Four years, millions of dollars in legal fees and countless court documents have passed since the U.S. Department of Justice launched its antitrust case against Microsoft. In the wake of Friday’s court ruling affirming a settlement between the software giant and the DOJ, it’s fair to say that this arduous process has brought one major change in Redmond’s behavior: Bill Gates, Steve Ballmer, et al., now are much more humble (read: shrewder) in their public comments.
has traded hubris for humility — Redmond execs managed not to gloat Friday over U.S. District Judge Colleen Kollar-Kotelly’s decision to uphold a disputed settlement — is scant solace for the company’s competitors. The truth is that Kollar-Kotelly’s ruling was a resounding victory for Microsoft. In rejecting much tougher settlement proposals sought by nine states, the decision effectively preserved the status quo for Microsoft and the tech industry over which it dominates, with only a few minor concessions to competition.
You know Redmond likes a court ruling when it says it won’t appeal, and what’s not to like if you’re Microsoft? Sure, the “remedy” in effect for five years under the judicial order prohibits Microsoft from punishing computer makers who install competing operating systems (OS) in their boxes, among other things. The source of Microsoft’s power — its Windows operating system, which has more than 90% of the OS market — remains intact.
Given that two years ago it was facing the real prospect of being split up, Microsoft is more than willing to suffer this brand of “punishment.”
Microsoft’s legal battles are far from over. Some or all of the states involved in the DOJ suit may appeal, and Redmond appears destined to contend an unending stream of private lawsuits. Further, the company’s business practices are being investigated by the European Union’s Competition Commission, with some kind of preliminary ruling due within a couple of months.

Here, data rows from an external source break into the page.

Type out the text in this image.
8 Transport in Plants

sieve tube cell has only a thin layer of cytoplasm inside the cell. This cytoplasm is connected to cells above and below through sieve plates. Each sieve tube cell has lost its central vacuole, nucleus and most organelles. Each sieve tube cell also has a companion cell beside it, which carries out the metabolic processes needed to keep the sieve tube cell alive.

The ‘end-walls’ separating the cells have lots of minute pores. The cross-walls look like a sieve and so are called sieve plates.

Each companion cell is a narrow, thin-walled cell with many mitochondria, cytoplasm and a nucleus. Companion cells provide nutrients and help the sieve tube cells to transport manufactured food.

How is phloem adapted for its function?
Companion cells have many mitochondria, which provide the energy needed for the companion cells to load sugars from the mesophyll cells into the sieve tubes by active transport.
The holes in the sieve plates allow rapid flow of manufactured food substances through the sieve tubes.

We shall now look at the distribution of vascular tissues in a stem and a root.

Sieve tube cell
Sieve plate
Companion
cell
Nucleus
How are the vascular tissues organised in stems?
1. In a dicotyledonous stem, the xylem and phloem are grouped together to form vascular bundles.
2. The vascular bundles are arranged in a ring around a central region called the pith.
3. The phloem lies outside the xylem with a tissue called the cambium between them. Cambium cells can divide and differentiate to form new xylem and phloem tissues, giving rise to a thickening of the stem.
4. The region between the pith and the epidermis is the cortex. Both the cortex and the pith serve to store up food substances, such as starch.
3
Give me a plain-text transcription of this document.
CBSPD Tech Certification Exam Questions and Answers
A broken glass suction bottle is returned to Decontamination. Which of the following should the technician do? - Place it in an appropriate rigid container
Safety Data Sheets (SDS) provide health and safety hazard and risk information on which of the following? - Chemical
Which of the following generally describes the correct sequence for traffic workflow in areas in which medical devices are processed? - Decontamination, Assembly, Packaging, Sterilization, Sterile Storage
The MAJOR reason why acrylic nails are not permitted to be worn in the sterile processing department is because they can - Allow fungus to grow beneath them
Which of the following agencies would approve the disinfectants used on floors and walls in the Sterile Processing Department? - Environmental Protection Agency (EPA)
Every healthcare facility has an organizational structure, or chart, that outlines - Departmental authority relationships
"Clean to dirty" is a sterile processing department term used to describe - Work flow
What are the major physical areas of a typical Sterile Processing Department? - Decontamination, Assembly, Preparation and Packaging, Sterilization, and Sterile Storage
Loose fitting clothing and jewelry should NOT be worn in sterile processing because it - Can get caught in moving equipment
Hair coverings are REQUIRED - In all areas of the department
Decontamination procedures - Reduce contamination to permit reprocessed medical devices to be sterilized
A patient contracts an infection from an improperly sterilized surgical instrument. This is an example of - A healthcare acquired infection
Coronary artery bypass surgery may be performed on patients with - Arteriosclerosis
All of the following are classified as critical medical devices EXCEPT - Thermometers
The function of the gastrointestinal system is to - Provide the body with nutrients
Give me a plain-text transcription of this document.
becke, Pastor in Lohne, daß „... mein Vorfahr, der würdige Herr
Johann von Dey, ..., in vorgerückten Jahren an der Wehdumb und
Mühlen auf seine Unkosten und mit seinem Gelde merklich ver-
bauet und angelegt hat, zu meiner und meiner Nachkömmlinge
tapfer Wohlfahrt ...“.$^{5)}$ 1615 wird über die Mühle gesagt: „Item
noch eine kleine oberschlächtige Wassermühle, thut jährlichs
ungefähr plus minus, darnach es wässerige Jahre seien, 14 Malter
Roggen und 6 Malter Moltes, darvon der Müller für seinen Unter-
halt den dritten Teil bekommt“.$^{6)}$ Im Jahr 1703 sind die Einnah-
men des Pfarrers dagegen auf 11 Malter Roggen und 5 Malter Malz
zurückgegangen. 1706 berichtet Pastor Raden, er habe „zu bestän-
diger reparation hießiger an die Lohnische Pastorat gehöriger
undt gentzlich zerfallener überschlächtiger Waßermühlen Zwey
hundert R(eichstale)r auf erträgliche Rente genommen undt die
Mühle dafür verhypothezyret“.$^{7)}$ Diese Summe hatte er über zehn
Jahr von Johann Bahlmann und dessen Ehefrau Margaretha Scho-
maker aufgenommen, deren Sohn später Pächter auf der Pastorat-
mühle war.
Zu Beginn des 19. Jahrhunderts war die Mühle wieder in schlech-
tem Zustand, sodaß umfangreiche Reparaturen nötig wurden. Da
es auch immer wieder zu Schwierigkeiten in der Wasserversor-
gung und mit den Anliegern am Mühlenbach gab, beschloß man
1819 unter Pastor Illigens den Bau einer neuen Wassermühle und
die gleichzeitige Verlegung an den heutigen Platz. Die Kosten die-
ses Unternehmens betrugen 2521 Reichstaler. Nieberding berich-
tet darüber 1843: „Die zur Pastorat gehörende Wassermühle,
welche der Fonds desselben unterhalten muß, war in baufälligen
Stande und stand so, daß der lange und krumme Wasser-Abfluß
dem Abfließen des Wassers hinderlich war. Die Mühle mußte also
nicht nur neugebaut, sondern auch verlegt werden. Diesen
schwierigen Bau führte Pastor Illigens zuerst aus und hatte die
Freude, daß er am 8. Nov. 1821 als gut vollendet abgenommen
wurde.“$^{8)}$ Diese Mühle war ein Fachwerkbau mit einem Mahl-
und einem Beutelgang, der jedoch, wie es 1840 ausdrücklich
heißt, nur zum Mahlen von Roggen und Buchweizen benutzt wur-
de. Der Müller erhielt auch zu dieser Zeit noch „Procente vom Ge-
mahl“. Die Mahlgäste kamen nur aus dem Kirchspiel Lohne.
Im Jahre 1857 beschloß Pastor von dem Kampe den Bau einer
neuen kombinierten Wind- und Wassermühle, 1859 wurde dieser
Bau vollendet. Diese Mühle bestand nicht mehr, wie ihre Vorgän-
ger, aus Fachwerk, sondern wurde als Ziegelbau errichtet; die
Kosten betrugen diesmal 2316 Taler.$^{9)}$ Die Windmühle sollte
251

Friday’s court decision, however, will make it more difficult for plaintiffs pursuing an appeal or independent lawsuit. Battle fatigue will be another disincentive, for Microsoft’s aggressive defense of its competitive prerogatives cannot be underestimated. The company by now may employ more attorneys than programmers. As in the marketplace, Microsoft in the courtroom plays to win.
The bottom line is that Microsoft has taken the best shot of its biggest, most formidable adversary — the U.S. Department of Justice — and is still standing, only slightly bloodied but indisputably unbowed. There won’t be a rematch.